When the mouja first arrived, it was discovered they only fell when struck directly in the head by an arrow, sword, or spear. Takashi recalled the samurai’s confusion as they watched the creatures approach the village looking like blowfish, their bodies riddled with arrows. Seiji’s technique was so precise he never wasted an arrow. When only a few wandering mouja appeared at a time, the other samurai left it to him to eliminate the threat.
Watching the fluid elegance of Seiji’s ritual put Takashi at peace. Seiji raised the bow so that the horizontal shaft of the arrow was level with his eyes. He extended his hands, his movement loose and calm. His knuckles were curved, as if he held two tiny teacups in his fingers.
Had Takashi been the one holding Seiji’s bow, he would have found it difficult to fire at a woman. He might have needed Seiji to place a nimble hand on his shoulder and remind him that it was not a woman anymore.

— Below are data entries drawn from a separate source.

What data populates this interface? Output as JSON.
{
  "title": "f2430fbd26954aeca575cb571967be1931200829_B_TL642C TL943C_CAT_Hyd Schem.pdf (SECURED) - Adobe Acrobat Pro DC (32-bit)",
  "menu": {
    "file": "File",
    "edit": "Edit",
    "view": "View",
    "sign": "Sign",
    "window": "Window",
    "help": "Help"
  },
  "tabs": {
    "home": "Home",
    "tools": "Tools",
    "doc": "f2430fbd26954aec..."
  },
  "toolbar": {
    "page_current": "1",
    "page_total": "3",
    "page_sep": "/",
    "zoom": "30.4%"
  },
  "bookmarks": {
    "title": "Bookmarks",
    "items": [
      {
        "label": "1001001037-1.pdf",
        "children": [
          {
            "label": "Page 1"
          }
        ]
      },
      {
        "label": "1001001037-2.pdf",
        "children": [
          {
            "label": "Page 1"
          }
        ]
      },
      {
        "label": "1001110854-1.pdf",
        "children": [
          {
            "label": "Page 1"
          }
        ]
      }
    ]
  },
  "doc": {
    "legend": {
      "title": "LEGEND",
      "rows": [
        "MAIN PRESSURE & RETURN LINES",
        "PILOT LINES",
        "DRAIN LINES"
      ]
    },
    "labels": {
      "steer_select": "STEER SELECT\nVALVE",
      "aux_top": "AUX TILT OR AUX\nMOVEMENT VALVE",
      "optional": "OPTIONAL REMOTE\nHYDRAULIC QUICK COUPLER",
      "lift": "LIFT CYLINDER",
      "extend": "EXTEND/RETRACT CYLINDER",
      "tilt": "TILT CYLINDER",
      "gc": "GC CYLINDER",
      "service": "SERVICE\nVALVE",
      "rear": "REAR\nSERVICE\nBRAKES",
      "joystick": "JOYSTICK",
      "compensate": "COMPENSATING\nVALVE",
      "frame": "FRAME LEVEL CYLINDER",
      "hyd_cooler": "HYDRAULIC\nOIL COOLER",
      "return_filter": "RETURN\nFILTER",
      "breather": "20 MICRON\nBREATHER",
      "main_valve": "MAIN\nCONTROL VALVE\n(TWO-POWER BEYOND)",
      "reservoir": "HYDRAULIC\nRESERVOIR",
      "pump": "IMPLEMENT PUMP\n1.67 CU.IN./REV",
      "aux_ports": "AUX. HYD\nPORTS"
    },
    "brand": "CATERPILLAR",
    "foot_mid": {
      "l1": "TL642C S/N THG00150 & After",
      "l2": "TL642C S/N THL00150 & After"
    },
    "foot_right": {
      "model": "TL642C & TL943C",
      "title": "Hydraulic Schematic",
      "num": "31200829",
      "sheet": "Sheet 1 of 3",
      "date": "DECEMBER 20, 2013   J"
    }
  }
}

Seiji’s drawing hand opened like the wing of a bird, and with remarkable grace he let the arrow fly.
It was a perfect shot. The arrowhead pierced the woman’s eye, erupted out the back of her skull, and passed through the remaining man’s eye socket as well. The arrow continued on, finally coming to rest in the soggy bark of a lilac tree.
Takashi looked away, feeling the vomit crawl up his throat. He wondered whose grandmother, dead and buried years before, that had been. He wondered whose father, too slow to escape the mouja, had just been defiled.
In this new world, Bushido was just a specter lurking in the dark caves of samurai minds. Takashi knew a curse had fallen over the five islands, that none could die without rising as a perverse rotting thing, mindless and hungry for flesh. To obey the honor laws was to set a place for Death at one’s own table.
Edo, Kyoto—for all Takashi knew all of the major cities had already fallen. This little village would have been defenseless. But the farmers had known that the mouja were on their way, so they had sought out a champion.
They had found Takashi at a trading post and begged him to take up their cause. It was a hopeless task. They needed an army to stand a chance. But hell was coming, and honor dictated it is better to go down fighting, protecting those who could not protect themselves. Bushido or no, doing anything was better than sitting around and drinking sake, awaiting the inevitable. So Takashi had agreed, and recruited a few other ronin to join him in protecting the town.